Um Amor das Antigas (apenas um relato real)

Hoje eu estava em um restaurante onde fui almoçar sozinha, e sempre aproveito esses momentos para apreciar a vida à minha volta. Em momentos assim, sou apenas platéia quase incógnita a ver vida a se apresentar. Nesse palco de um show diário, algumas cenas chamam minha atenção. Nesta ocasião, observei que um homem que aparentava já ter vivido umas 80 primaveras, havia colocado seu prato sobre a mesa, mas não se sentou. Achei curioso, e sendo visível que aguardava alguém, flanei meus olhos pelo salão buscando identificar quem seria. Por um instante não pude perceber nenhum movimento que denunciasse a razão daquela espera. Voltei meus olhos para ele, e vi que fitava o chão, colocava as mãos nos bolsos, observava o prato com a comida escolhida, e sem demonstrar nenhuma impaciência, simplesmente aguardava.
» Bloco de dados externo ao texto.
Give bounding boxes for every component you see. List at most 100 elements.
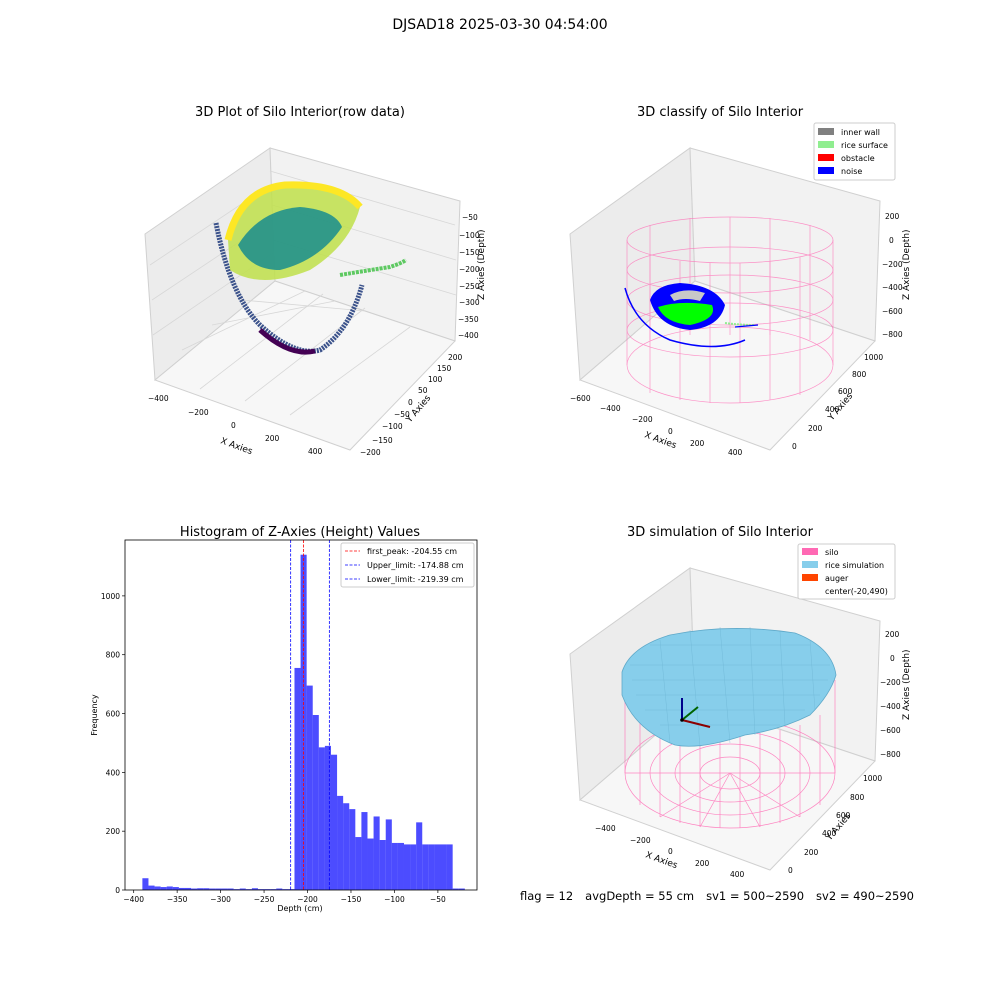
histogram-bar [373,816,380,890]
raw-ytick: 0 [408,398,413,407]
histogram-xlabel: Depth (cm) [277,904,322,913]
raw-xtick: −200 [188,408,209,417]
legend-label: center(-20,490) [825,587,888,596]
histogram-bar [209,888,216,890]
legend-swatch-inner-wall [818,128,834,135]
raw-ztick: −200 [459,265,480,274]
histogram-bar [355,837,362,890]
silo-cylinder [624,680,836,829]
pane-floor [154,280,456,451]
raw-ytick: −150 [372,436,393,445]
classify-ytick: 200 [808,424,823,433]
sim-ztick: 0 [890,654,895,663]
raw-xtick: 200 [265,434,280,443]
legend-swatch-silo [802,548,818,555]
classify-xtick: 400 [728,448,743,457]
silo-wireframe [626,216,834,404]
legend-label: rice surface [841,141,888,150]
histogram-bar [257,889,265,890]
histogram-bar [264,889,271,890]
raw-ztick: −100 [459,231,480,240]
histogram-bar [458,888,465,890]
sim-zlabel: Z Axies (Depth) [902,649,912,720]
classified-points [624,283,759,348]
histogram-bar [349,809,356,890]
flag-text: flag = 12 [520,889,574,903]
classify-xtick: −200 [632,415,653,424]
histogram-bar [416,822,423,890]
x-tick-label: −200 [297,895,318,904]
histogram-bar [166,886,173,890]
legend-label-lower-limit: Lower_limit: -219.39 cm [367,575,464,584]
histogram-bar [397,842,404,890]
sim-ztick: −600 [880,726,901,735]
y-tick-label: 1000 [101,592,120,601]
status-footer: flag = 12 avgDepth = 55 cm sv1 = 500~2590 s… [520,889,926,903]
sim-ztick: −200 [880,678,901,687]
raw-ticks: −400 −200 0 200 400 −200 −150 −100 −50 0… [148,213,480,457]
sim-ytick: 0 [788,866,793,875]
raw-ztick: −300 [459,298,480,307]
raw-point-cloud [213,181,408,355]
sim-ztick: 200 [885,630,900,639]
histogram-bar [160,887,167,890]
x-tick-label: −300 [210,895,231,904]
figure-title: DJSAD18 2025-03-30 04:54:00 [392,17,608,33]
sim-xlabel: X Axies [644,850,679,871]
x-tick-label: −150 [341,895,362,904]
histogram-bar [367,838,374,890]
panel-sim-title: 3D simulation of Silo Interior [627,525,814,540]
x-tick-label: −100 [384,895,405,904]
sim-legend: silo rice simulation auger center(-20,49… [797,543,896,600]
histogram-ylabel: Frequency [90,694,99,736]
sim-ytick: 600 [836,811,851,820]
histogram-bar [306,685,313,890]
raw-ytick: −50 [394,410,410,419]
sim-ztick: −800 [880,750,901,759]
histogram-bar [227,888,234,890]
x-tick-label: −50 [430,895,446,904]
classify-xtick: −600 [570,394,591,403]
sim-ytick: 200 [804,848,819,857]
sim-xtick: 400 [730,870,745,879]
histogram-bar [330,754,338,890]
histogram-bar [245,889,252,890]
histogram-bar [191,888,198,890]
histogram-bar [282,889,289,890]
classify-ztick: −800 [882,330,903,339]
legend-label: auger [825,574,849,583]
histogram-chart: Histogram of Z-Axies (Height) Values −40… [90,525,478,913]
histogram-bar [178,887,185,890]
raw-xlabel: X Axies [219,436,254,457]
classify-ytick: 800 [852,370,867,379]
sv1-text: sv1 = 500~2590 [706,889,805,903]
sim-xtick: 0 [668,847,673,856]
sim-ytick: 400 [822,829,837,838]
histogram-bar [148,885,155,890]
histogram-bar [233,889,240,890]
sim-ytick: 800 [850,793,865,802]
sv2-text: sv2 = 490~2590 [816,889,914,903]
sim-ytick: 1000 [863,774,882,783]
histogram-title: Histogram of Z-Axies (Height) Values [180,525,420,540]
classify-ztick: 200 [885,212,900,221]
classify-ztick: −200 [882,260,903,269]
histogram-legend: first_peak: -204.55 cm Upper_limit: -174… [340,542,475,588]
x-tick-label: −250 [254,895,275,904]
y-tick-label: 800 [106,651,121,660]
histogram-bar [184,887,192,890]
histogram-bar [270,889,277,890]
grid-lines [149,170,457,416]
classify-ytick: 0 [792,442,797,451]
classify-ytick: 400 [825,405,840,414]
histogram-bar [142,878,149,890]
classify-zlabel: Z Axies (Depth) [902,229,912,300]
y-tick-label: 200 [106,827,121,836]
histogram-bar [403,844,411,890]
rice-simulation-surface [621,626,837,748]
raw-xtick: −400 [148,394,169,403]
histogram-bar [434,844,441,890]
classify-ticks: −600 −400 −200 0 200 400 0 200 400 600 8… [570,212,903,457]
pane-floor [579,280,876,451]
histogram-plot-area: −400 −350 −300 −250 −200 −150 −100 −50 0 200 400 60… [101,539,478,904]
De repente, o vi esboçar um sorriso, não apenas com os lábios, mas seus olhos sorriam junto. Seu rosto se iluminou sem receios, e seu olhar me indicou a direção certa. Pude ver que do outro lado, vinha uma linda figura frágil, com passos curtos e lentos, e aquela delicadeza delatava seus anos vividos. Ao vê-la se aproximando da mesa, ele deu a volta e puxou a cadeira para ela, que agradeceu com um carinho em suas mãos. Ele então retornou ao seu lugar de antes, e finalmente se sentou e começaram a comer.

Confesso que tudo que estava ali nas entrelinhas, me emocionou e mexeu com minha imaginação. Peguei-me imaginando há quanto tempo eles estariam juntos. Haveriam se encontrado já na idade madura? Será que foi o primeiro amor um do outro? Tentei supor as tempestades as quais sobreviveram... E o que, meu Deus, teriam feito durante anos de relacionamento para que nunca morressem o carinho e a delicadeza?!
Ao despertar do meu transe, lembrei como as relações de hoje são construídas sem base, em solo árido, sem cultivo, de como qualquer brisa abala as estruturas tão mal erguidas em mentes deturpadas e corações vazios. Em que momento decidimos mascarar sentimentos passageiros e os batizarmos de amor, e transformamos o vazio do depois no habitual a ser vivido? Quando se tornou dispensável lutar pelo que já foi construído? E quando, por favor me digam... Quando foi que cegamos para as consequências do egoísmo e do abandono?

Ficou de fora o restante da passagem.